I moved around the fight (which so far was only vocal) until the wall I propped myself up on was next to Garranon. "Where's Kellen?" I asked.

"He gave up and told them to let him know when they had a plan."

"What did he want to do?

Garranon shook his head. "He wanted to wait and meet with all the Oranstonian lords like we just did with your people. But Oranstone doesn't have anything equivalent to your Council, and hasn't had since the Rebellion. Alizon has a good idea who is against Jakoven, but the problem is most of them won't be interested in replacing Jakoven with Kellen: To them, one Tallven is as bad as the other." He paused as someone hit Farrawell—I couldn't be sure who because I'd been looking at Garranon.

Garranon raised his voice and said pointedly, "Some of them don't know whom to fight." But none of the combatants paid him any attention.

"Does Haverness still have enough power to get the most important people together at Callis?" I asked, keeping a weather eye on the escalating battle.

Garranon shook his head. "Sure he has the power—but he's the leader of the faction that doesn't support war against Jakoven."

"Are you sure?" I asked. "Where's Tisala?"

Garranon raised his eyebrows in surprise and shook his head. "I don't know. What does Tisala have to do with this?"

The door to the room opened and Kellen stood in the doorway and watched as Beckram and Kirkovenal dragged Farrawell off of Danerra.

"Well," Kellen observed in icy tones. "When we get tired of fighting my brother, we can just kill each other instead."

A sheepish quiet fell on the room, and my uncle helped Danerra to his feet while Beckram and Kirkovenal released Farrawell gingerly. Only after everyone had taken their seats again did Kellen step all the way into the room with Rosem and Tisala flanking him.

"This is what we are going to do," said Kellen. "Tisala's father, Haverness, will call a meeting of the Oranstonians. She thinks he can get most of them to his keep at Callis without alerting Jakoven since the Oranstonian lords have grown good at keeping my brother's spies from following them. Haverness, Tisala tells me, keeps pigeons. She thinks he can have them together in two weeks."
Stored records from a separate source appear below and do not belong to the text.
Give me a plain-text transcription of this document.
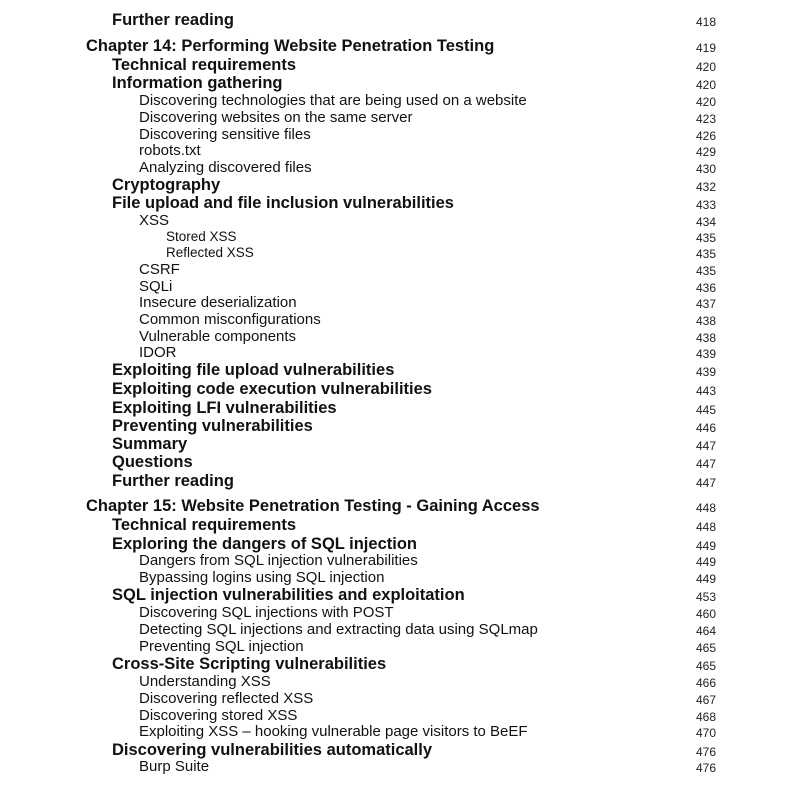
Further reading	418
Chapter 14: Performing Website Penetration Testing	419
Technical requirements	420
Information gathering	420
Discovering technologies that are being used on a website	420
Discovering websites on the same server	423
Discovering sensitive files	426
robots.txt	429
Analyzing discovered files	430
Cryptography	432
File upload and file inclusion vulnerabilities	433
XSS	434
Stored XSS	435
Reflected XSS	435
CSRF	435
SQLi	436
Insecure deserialization	437
Common misconfigurations	438
Vulnerable components	438
IDOR	439
Exploiting file upload vulnerabilities	439
Exploiting code execution vulnerabilities	443
Exploiting LFI vulnerabilities	445
Preventing vulnerabilities	446
Summary	447
Questions	447
Further reading	447
Chapter 15: Website Penetration Testing - Gaining Access	448
Technical requirements	448
Exploring the dangers of SQL injection	449
Dangers from SQL injection vulnerabilities	449
Bypassing logins using SQL injection	449
SQL injection vulnerabilities and exploitation	453
Discovering SQL injections with POST	460
Detecting SQL injections and extracting data using SQLmap	464
Preventing SQL injection	465
Cross-Site Scripting vulnerabilities	465
Understanding XSS	466
Discovering reflected XSS	467
Discovering stored XSS	468
Exploiting XSS – hooking vulnerable page visitors to BeEF	470
Discovering vulnerabilities automatically	476
Burp Suite	476
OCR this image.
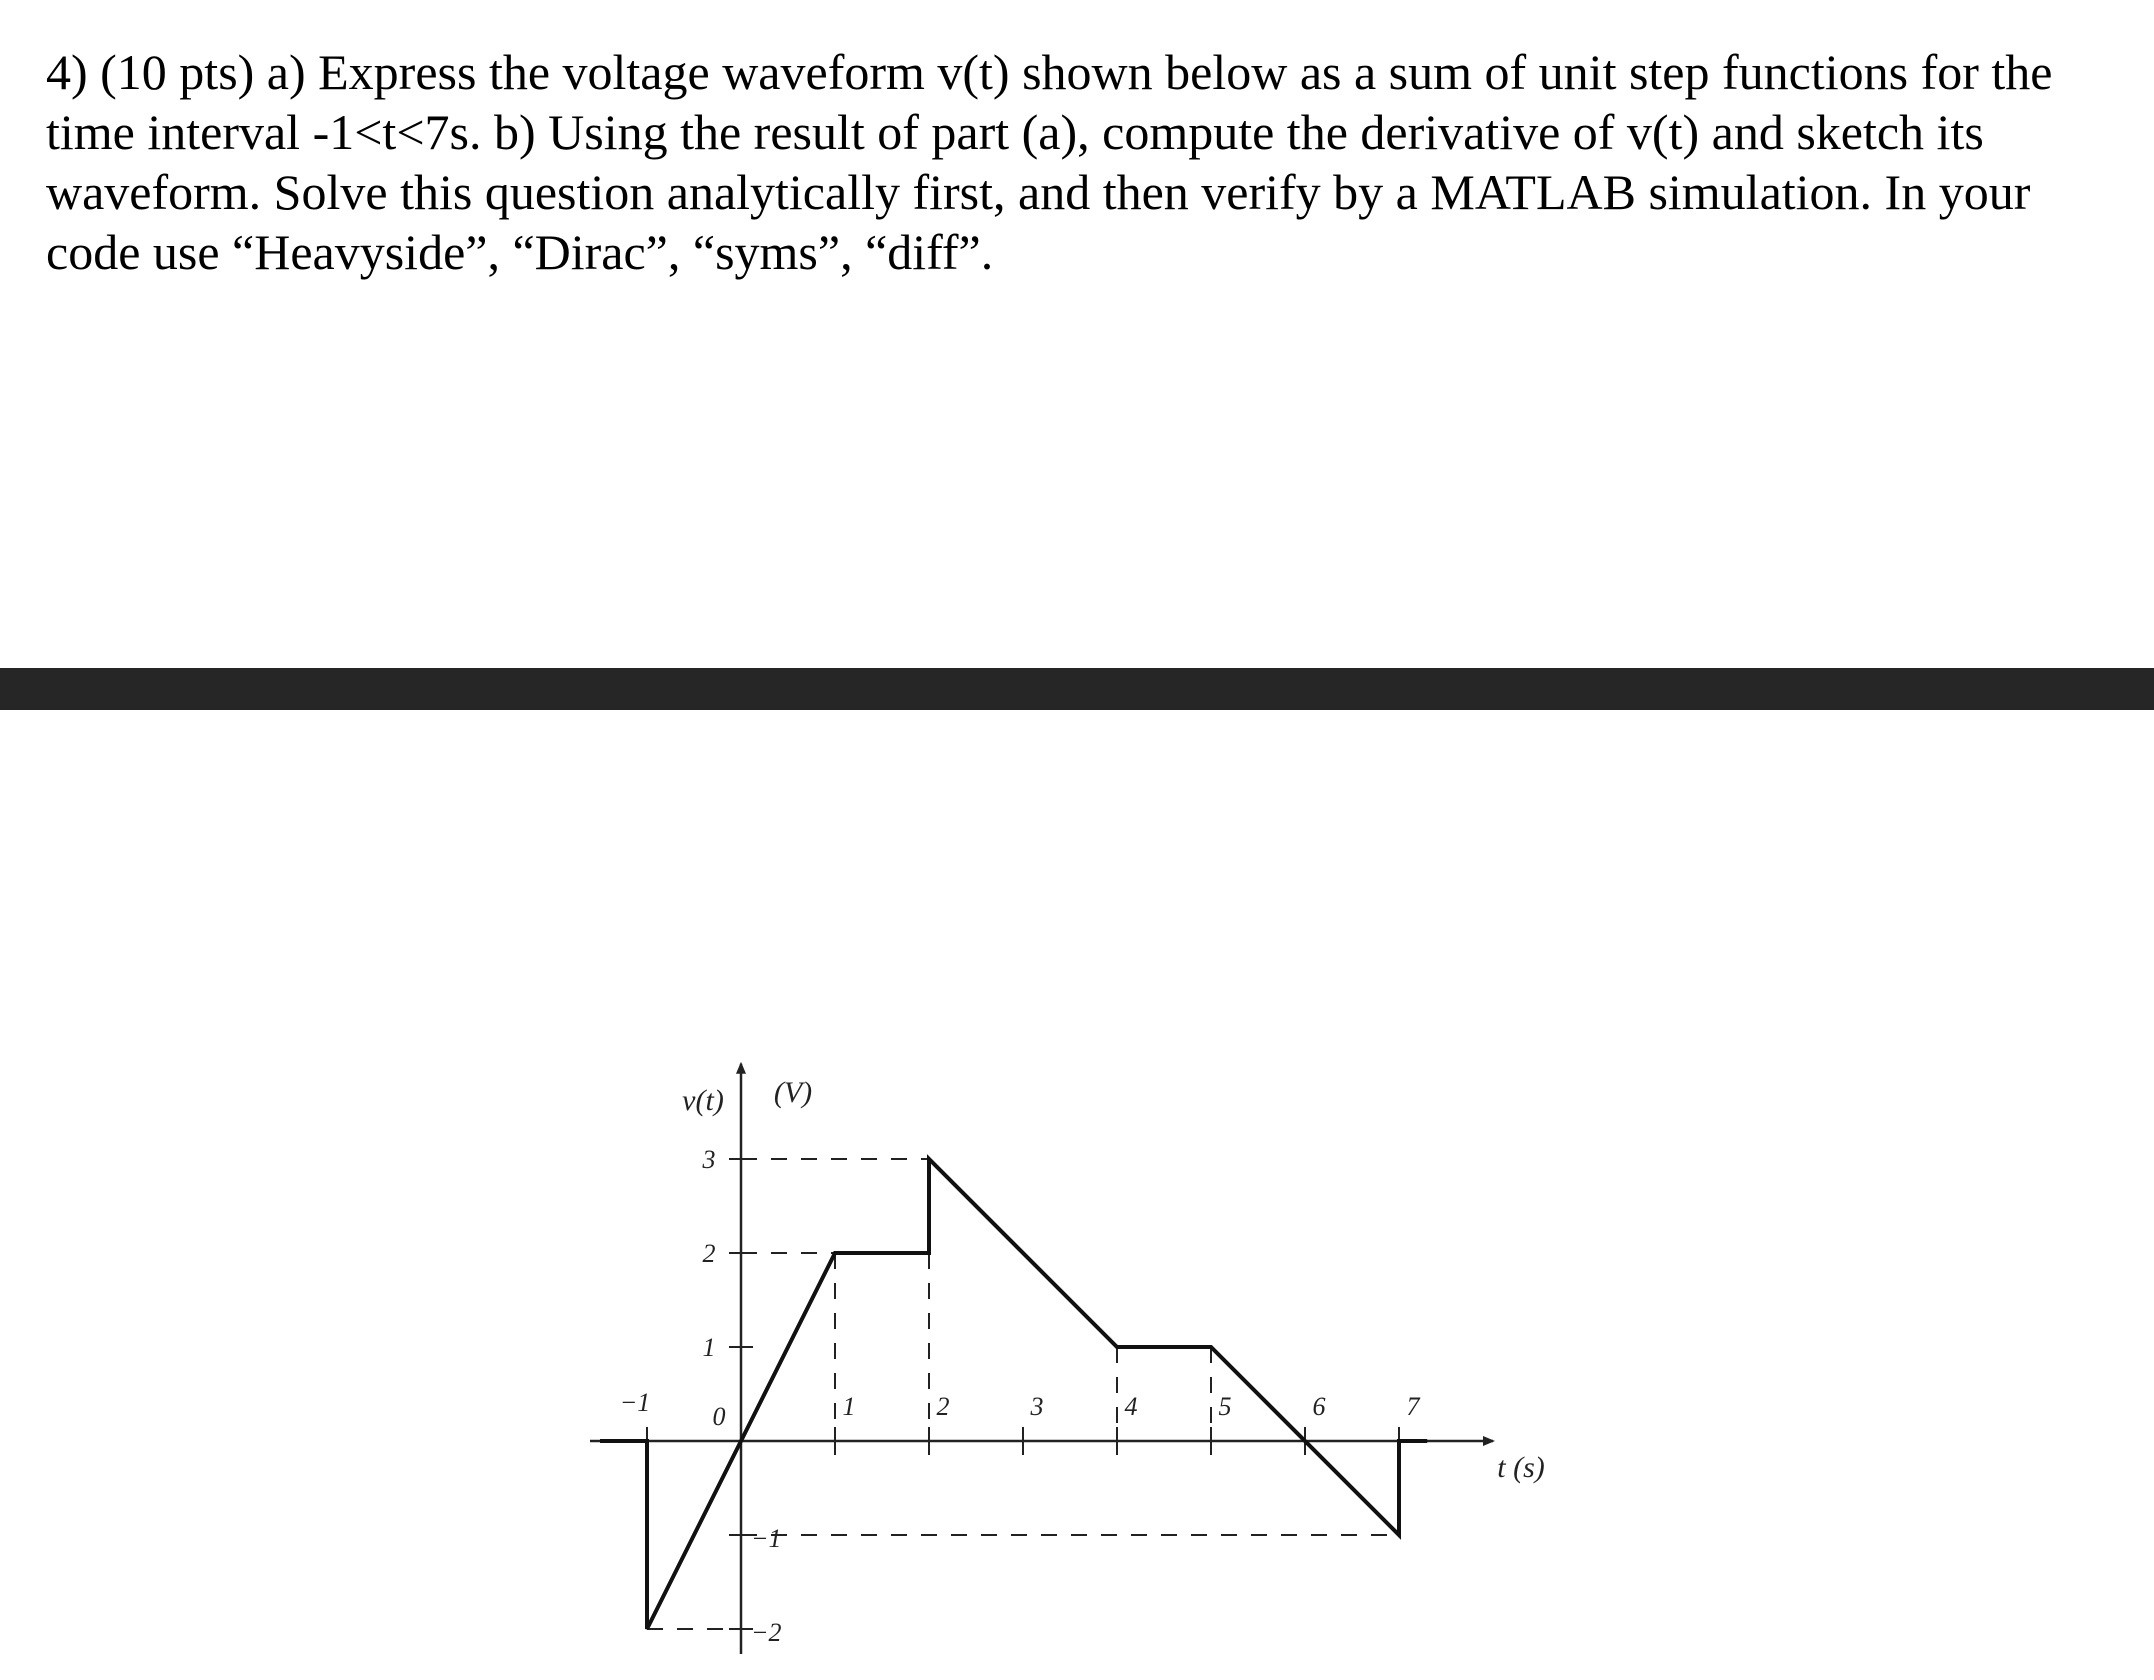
4) (10 pts) a) Express the voltage waveform v(t) shown below as a sum of unit step functions for the time interval -1<t<7s. b) Using the result of part (a), compute the derivative of v(t) and sketch its waveform. Solve this question analytically first, and then verify by a MATLAB simulation. In your code use “Heavyside”, “Dirac”, “syms”, “diff”.

−1	1	2	3	4	5	6	7
0
1
2
3
−1
−2
v(t) (V)
t (s)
"She exaggerates her father's importance," said Farrawell. "Why would we listen to a woman?"

"I have no idea," I said. I don't know what they heard in my voice, but there was a general shift away from me in the room. "Maybe it's because she knows what she's talking about—unlike most of what I've heard this afternoon." I looked at Farrawell. "And she's competent. For instance, if she'd hit Danerra, he would have stayed down until he woke up. But she wouldn't have hit him unless it served some purpose other than self-aggrandizement, gentlemen."

Farrawell's hand went to his hip where his sword would usually be.

Kellen leaned toward me. "Enough."

I bowed "As you ask, sire." As I straightened, I caught Tisala rolling her eyes at me.